Another thing to note is the role of the subscapularis tendon [3]. In general, the subscapularis muscle acts as an anterior restraint in patients with shoulder instability. In this study, however, in patients with cuff tears, an increase in the degree of subscapularis tendon tears was associated with posterior translation of the humeral head. In other words, a subscapularis tendon tear appears to be involved in posterior translation, but further research is needed.

The degree of fatty degeneration has also been reported to be a critical factor in posterior decentering. In addition, severe fatty degeneration is usually associated with massive cuff tears that involve two and more tendons. Therefore, posterior decentering occurs easily in many cases of massive rotator cuff tear [4].

Importantly, not all massive rotator cuff tears in patients involve posterior translation of the humeral head. The humeral head position is centered in patients with a well-maintained force couple. Therefore, further studies for related factors will be needed.

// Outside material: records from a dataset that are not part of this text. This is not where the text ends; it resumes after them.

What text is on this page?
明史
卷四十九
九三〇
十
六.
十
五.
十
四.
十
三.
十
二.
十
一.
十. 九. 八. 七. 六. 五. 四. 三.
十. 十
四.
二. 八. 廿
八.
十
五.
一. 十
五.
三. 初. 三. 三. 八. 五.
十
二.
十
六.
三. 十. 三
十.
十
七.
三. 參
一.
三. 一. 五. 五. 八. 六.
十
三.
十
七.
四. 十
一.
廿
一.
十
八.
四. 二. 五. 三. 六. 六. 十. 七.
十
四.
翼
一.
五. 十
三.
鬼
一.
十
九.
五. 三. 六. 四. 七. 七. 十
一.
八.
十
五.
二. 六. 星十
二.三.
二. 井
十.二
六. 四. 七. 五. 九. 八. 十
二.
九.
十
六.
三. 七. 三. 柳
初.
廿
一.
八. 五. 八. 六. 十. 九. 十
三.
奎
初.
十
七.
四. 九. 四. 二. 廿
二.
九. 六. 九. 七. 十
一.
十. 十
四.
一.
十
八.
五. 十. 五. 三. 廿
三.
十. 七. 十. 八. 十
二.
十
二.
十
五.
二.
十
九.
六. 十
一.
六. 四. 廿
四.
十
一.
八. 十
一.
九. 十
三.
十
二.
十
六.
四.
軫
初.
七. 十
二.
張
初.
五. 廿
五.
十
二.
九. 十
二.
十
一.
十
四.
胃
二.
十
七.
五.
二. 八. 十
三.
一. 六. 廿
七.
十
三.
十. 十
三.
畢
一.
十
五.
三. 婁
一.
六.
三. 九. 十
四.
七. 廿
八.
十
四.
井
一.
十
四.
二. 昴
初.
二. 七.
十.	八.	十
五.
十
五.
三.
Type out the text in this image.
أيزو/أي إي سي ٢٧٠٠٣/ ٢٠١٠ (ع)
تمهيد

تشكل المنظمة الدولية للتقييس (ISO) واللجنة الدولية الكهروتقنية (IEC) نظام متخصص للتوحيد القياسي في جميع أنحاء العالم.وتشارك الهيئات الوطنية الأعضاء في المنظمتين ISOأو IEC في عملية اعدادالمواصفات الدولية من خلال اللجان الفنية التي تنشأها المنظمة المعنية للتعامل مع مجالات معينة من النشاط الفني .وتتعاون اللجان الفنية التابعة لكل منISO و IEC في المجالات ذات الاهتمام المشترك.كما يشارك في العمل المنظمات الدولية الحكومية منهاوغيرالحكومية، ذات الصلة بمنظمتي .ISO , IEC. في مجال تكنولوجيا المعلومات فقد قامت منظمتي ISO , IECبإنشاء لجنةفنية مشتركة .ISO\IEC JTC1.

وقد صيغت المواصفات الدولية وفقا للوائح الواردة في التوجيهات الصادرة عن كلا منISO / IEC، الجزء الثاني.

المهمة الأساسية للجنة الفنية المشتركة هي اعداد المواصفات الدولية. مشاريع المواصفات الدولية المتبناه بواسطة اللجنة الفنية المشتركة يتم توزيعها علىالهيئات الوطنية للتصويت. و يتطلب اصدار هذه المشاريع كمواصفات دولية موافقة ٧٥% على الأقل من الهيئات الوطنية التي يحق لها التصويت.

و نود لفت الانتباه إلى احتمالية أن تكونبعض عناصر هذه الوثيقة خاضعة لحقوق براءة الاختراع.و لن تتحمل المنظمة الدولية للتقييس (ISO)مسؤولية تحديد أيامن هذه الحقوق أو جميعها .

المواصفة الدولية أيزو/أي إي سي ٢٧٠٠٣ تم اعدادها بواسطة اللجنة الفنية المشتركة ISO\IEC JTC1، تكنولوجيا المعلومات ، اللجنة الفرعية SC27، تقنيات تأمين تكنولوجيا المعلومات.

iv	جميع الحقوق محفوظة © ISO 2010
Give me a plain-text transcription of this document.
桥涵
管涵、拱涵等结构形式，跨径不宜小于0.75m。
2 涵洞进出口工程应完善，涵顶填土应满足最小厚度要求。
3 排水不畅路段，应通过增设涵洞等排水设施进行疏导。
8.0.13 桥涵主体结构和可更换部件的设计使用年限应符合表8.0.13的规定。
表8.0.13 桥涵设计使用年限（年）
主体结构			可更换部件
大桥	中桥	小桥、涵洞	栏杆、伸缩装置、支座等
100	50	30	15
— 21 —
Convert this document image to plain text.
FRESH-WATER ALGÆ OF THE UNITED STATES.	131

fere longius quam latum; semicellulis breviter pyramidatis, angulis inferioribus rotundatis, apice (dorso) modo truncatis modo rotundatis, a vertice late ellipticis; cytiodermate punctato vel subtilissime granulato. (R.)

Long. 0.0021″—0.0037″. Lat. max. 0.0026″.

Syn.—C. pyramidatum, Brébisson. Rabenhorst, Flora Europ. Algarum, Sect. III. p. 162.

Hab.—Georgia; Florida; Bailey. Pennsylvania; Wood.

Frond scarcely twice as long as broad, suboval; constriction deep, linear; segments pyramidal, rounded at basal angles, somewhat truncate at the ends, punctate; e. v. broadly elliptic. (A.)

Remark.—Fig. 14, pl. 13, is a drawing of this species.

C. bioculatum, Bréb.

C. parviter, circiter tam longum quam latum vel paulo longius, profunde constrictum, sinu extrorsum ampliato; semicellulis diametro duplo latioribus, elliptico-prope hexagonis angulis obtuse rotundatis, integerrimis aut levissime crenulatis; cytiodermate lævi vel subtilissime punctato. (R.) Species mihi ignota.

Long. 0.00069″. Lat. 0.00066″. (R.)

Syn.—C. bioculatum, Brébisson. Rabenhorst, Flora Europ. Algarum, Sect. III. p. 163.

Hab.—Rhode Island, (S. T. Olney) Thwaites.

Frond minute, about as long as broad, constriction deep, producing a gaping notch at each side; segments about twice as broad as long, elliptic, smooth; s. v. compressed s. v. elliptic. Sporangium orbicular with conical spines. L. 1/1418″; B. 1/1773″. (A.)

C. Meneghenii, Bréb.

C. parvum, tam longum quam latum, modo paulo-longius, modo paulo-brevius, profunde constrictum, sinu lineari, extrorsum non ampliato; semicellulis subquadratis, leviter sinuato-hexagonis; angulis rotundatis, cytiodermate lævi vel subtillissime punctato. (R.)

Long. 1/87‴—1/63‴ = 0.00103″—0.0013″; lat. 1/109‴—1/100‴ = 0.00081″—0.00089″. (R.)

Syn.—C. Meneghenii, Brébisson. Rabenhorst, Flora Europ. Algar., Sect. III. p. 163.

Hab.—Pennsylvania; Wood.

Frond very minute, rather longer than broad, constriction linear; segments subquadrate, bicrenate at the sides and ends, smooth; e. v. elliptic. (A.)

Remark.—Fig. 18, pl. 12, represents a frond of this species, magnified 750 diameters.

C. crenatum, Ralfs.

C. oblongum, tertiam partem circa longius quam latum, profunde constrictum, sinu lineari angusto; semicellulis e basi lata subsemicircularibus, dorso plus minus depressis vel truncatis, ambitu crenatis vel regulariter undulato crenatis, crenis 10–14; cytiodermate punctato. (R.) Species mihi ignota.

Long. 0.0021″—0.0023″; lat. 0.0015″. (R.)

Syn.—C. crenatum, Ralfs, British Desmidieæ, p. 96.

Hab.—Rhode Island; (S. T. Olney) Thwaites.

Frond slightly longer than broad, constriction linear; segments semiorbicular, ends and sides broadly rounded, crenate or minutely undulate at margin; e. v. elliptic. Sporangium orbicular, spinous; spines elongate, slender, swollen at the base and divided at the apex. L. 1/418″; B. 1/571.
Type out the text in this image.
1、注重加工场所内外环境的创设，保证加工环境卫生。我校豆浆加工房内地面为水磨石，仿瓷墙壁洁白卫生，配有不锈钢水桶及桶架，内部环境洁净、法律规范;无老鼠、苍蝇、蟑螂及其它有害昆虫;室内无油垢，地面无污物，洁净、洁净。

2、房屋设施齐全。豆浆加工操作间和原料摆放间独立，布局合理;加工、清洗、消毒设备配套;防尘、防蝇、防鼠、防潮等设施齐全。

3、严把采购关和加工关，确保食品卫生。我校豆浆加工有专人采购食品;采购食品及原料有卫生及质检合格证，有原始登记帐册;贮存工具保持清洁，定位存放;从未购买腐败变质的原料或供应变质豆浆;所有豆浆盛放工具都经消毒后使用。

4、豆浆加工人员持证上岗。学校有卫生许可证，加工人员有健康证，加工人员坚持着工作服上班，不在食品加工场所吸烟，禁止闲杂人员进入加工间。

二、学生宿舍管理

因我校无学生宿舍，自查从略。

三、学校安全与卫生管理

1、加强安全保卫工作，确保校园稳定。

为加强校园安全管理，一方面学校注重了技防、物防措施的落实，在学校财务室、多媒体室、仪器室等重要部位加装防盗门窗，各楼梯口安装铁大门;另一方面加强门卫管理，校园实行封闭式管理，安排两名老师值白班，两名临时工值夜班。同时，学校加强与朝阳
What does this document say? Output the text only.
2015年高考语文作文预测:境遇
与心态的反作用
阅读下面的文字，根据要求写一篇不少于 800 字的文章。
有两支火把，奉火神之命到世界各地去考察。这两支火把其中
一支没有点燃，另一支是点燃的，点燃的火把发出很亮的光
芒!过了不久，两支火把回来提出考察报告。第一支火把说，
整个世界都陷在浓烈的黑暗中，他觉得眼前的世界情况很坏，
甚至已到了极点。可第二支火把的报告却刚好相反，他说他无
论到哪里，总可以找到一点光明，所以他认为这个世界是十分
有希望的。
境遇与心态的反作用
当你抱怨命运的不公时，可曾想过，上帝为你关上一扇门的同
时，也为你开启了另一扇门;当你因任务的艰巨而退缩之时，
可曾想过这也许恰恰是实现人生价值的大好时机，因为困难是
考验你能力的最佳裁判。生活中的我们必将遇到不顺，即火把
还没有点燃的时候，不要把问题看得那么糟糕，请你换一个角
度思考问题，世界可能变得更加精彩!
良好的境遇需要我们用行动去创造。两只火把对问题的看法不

In Yun et al.’s study [5], the cuff off value of the humeral head position was 2 mm. On the other hand, it is unclear if a difference of approximately 2 mm is clinically meaningful. Moreover, the exclusion criteria did not include a frozen shoulder. If patients have a frozen shoulder, the magnetic resonance (MR) contrast material may not spread evenly to the anterior and posterior shoulder joint. Therefore, in Kim et al.’s study, who measured the humeral head position relative to the glenoid, patients with a frozen shoulder should be excluded.

All scans were measured at the supine position, which could be another limitation. The supine position limits the movement of the scapular. Because of this, the humeral position might have changed. In massive cuff tears, changes in the humeral head position can occur in the superior to inferior direction as well as in the anterior to posterior direction. Therefore, a research tool that can observe both directions is essential. The representative one is 2-dimensional–3-dimensional (2D-3D) shape matching technique [6].

Magnetic resonance imaging (MRI) for an evaluation of the humeral position provides information on the soft tissue, but it is also a static measurement tool that cannot provide the dynamic status. Recently, open MRI has been in the spotlight, but this can take images only at limited shoulder elevation angles. A 2D-3D image registration technique would be better for measuring the in vivo kinematic-values than MRI.